We know that a major part of the design brief for 3rd Edition was to give players more ways to interact, and to stay occupied and engaged in the game on their opponent’s turn. The most interactive part of this game is combat – we already fight on both players’ turns, and alternate interactions. Therefore the best and most natural way to promote interactivity in Age of Sigmar is already right there in front of you – look after combat, and people will naturally interact.

Fundamentally the issue here is that Gossamids are designed to make life hard for combat armies and easy for ranged armies, so by its very existence this scroll makes the game just that little bit worse.

Why does that even matter if they’re a bit shit and you’ll rarely see them?

Well for starters, it matters to Sylvaneth players, who’ve ended up with an overpointed new toy – but if it does end there, then so be it. The danger is that history shows us that when AOS goes down a rabbit hole, it goes all the way. Remember the Activation Wars, anyone?

Or putting it another way: I don’t want to see a bad Mortal Wound shooting unit that retreats after Unleash Hell, in case it’s then a matter of time until we see a good Mortal Wound shooting unit that retreats after Unleash Hell. We know that train is never late.

Want an example? Rally started off on a 6+ and then very quickly got buffed for Ardboyz (albeit under tightly-managed conditions). A combat unit that hits on 4s with damage 1 (and 1″ reach on 32mm bases) is hardly the stuff that nightmares are made of, so it was a neat way of giving some basic troops a real USP in a very ringfenced way. And there was no way you were doing it to Brutes.

Fast forward a few months and you’ve got some top players Rallying back surreal volumes of deadly combat troops:

So that’s why it matters. It matters because these kind of rules are currently on a sprinkling of units, and the danger is that it proliferates from here.

In Summary

In a nutshell, I think that Gossamids are sweet minis and it’s a shame they didn’t get a warscroll that will see more play. As it stands I think this is the worst of all worlds: frustrating to play against for a lot of opponents, yet underpowered for the Sylvaneth players.
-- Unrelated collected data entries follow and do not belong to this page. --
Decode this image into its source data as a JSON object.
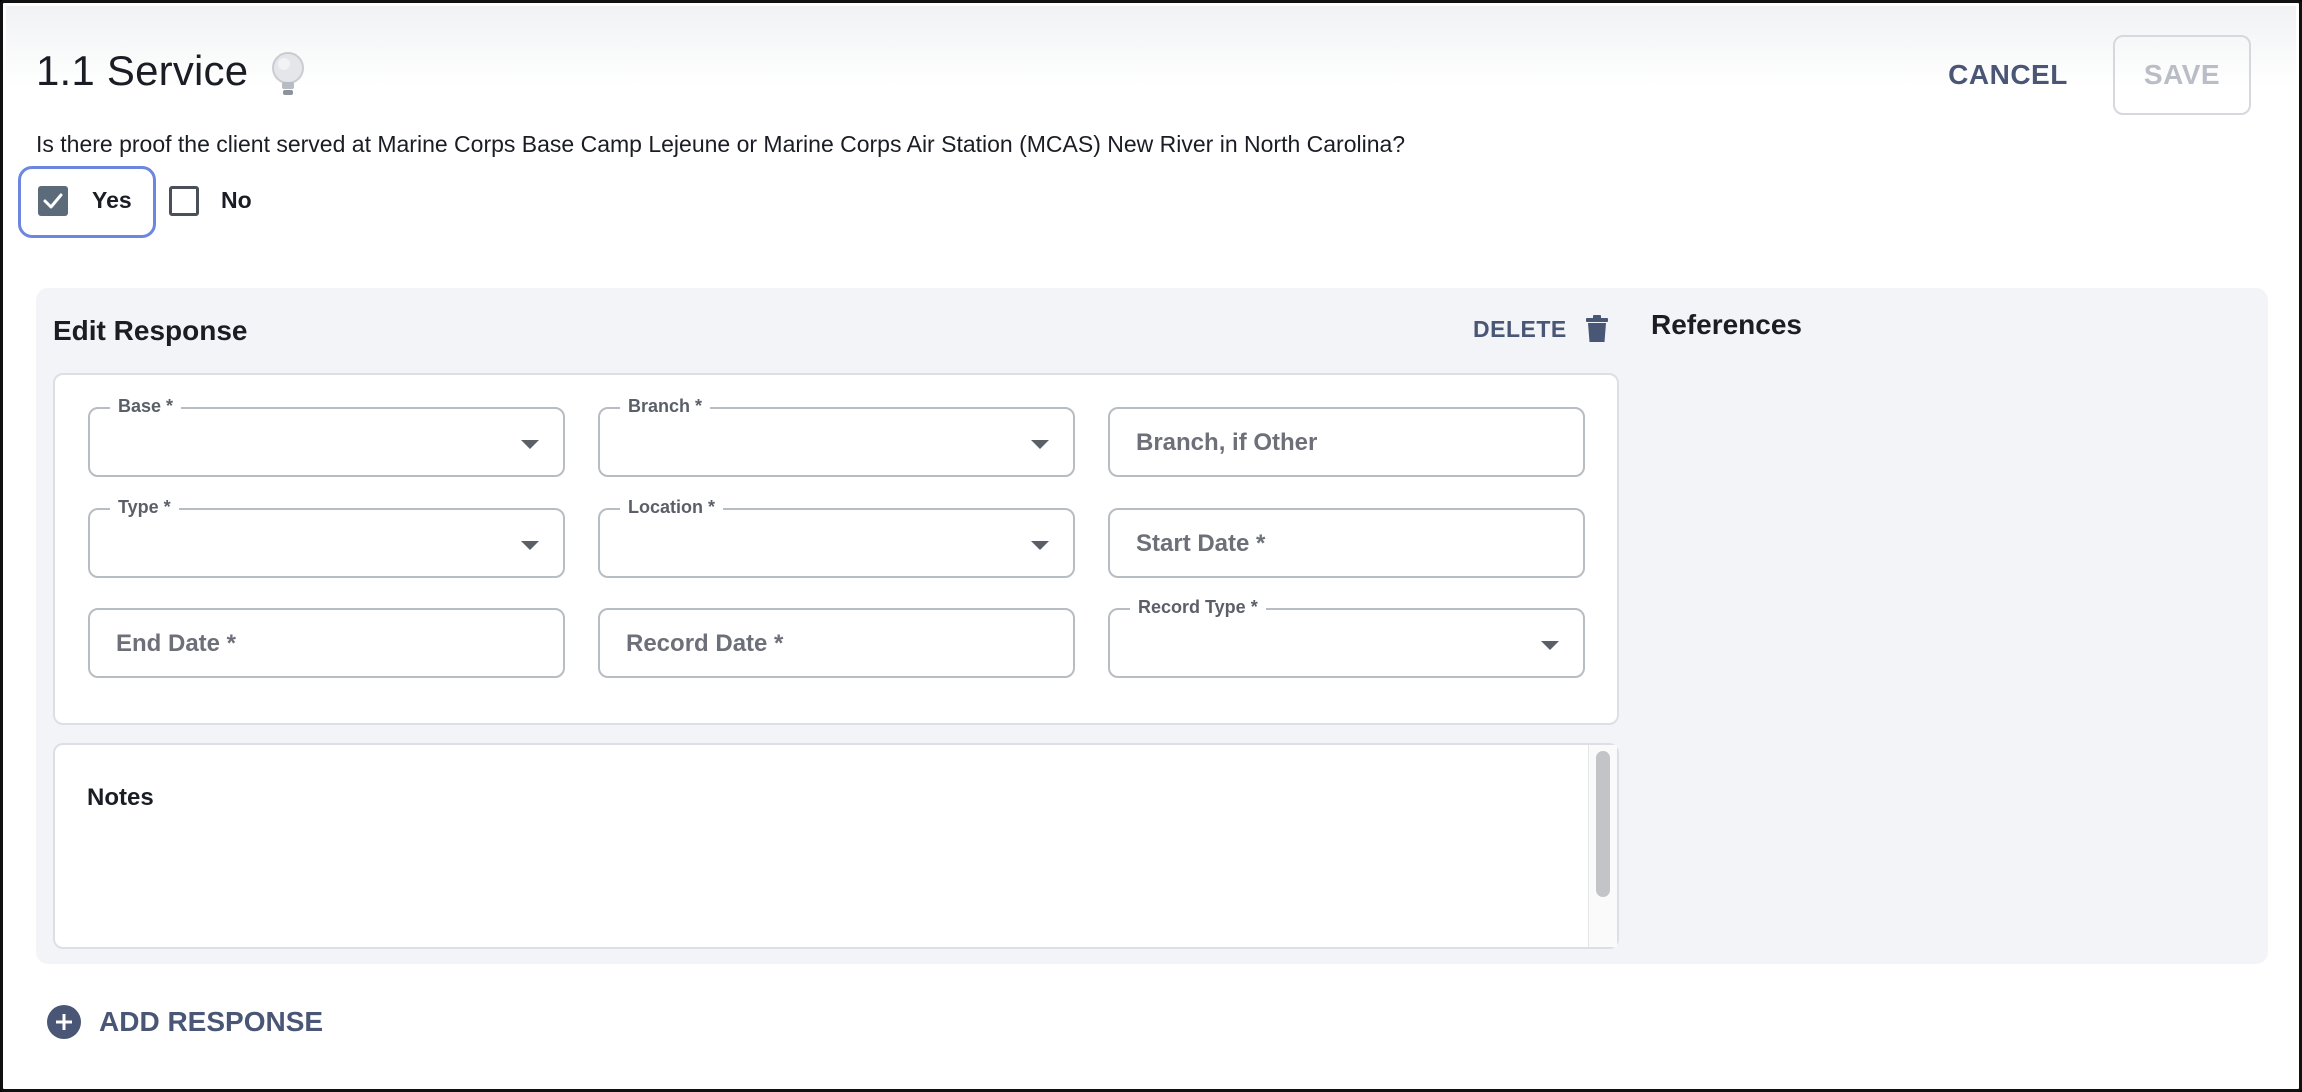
{
  "header": {
    "title": "1.1 Service",
    "hint_icon": "lightbulb-icon",
    "cancel_label": "CANCEL",
    "save_label": "SAVE"
  },
  "question": {
    "text": "Is there proof the client served at Marine Corps Base Camp Lejeune or Marine Corps Air Station (MCAS) New River in North Carolina?",
    "options": [
      {
        "label": "Yes",
        "checked": true
      },
      {
        "label": "No",
        "checked": false
      }
    ]
  },
  "edit_response": {
    "title": "Edit Response",
    "delete_label": "DELETE",
    "delete_icon": "trash-icon",
    "fields": {
      "base": {
        "label": "Base *",
        "type": "select",
        "value": ""
      },
      "branch": {
        "label": "Branch *",
        "type": "select",
        "value": ""
      },
      "branch_other": {
        "placeholder": "Branch, if Other",
        "type": "text"
      },
      "type": {
        "label": "Type *",
        "type": "select",
        "value": ""
      },
      "location": {
        "label": "Location *",
        "type": "select",
        "value": ""
      },
      "start_date": {
        "placeholder": "Start Date *",
        "type": "text"
      },
      "end_date": {
        "placeholder": "End Date *",
        "type": "text"
      },
      "record_date": {
        "placeholder": "Record Date *",
        "type": "text"
      },
      "record_type": {
        "label": "Record Type *",
        "type": "select",
        "value": ""
      }
    },
    "notes_label": "Notes"
  },
  "references": {
    "title": "References"
  },
  "footer": {
    "add_response_label": "ADD RESPONSE",
    "add_icon": "plus-circle-icon"
  },
  "colors": {
    "accent": "#4a5675",
    "focus_ring": "#6d86e0",
    "checkbox_checked": "#5c6b7a",
    "panel_bg": "#f3f4f7"
  }
}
So I hope that explains a little bit why I’m not a fan of Gossamid Archers even though they are far from busted. Putting them in the rear view mirror, I’m super keen for the General’s Handbook and the leaks have got me buzzing with list ideas, so I’ll try and do that some kind of justice with coverage here on the blog. I’ve also got a product review lined up that I really want to hit you with in the next week or two, as well as the Thondia campaign we’ve got underway locally, so I’m aiming to crack the keyboard out regularly again moving forward.

Have a good weekend ladies and gents, and here’s to a weekend of wild speculation and frantic listbuilding. See you on the other side.


Credit for the cover image to Games Workshop

https://ko-fi.com/plasticcraic

One thought on “Lukewarm Takes on Gossamid Archers

  1. This article included everything except the contrition it should have had. My respect for your opinion took a bit of a hit here, I have to admit.

    I don’t really need this kind of unhinged vitriol in my feed, and you worked hard here to justify it.

    I am a Sylvaneth player. Given the state the faction was in, maybe you could have been happy we were getting something viable. Or at least not react as if they announced the ability was being added to Auralan Sentinels.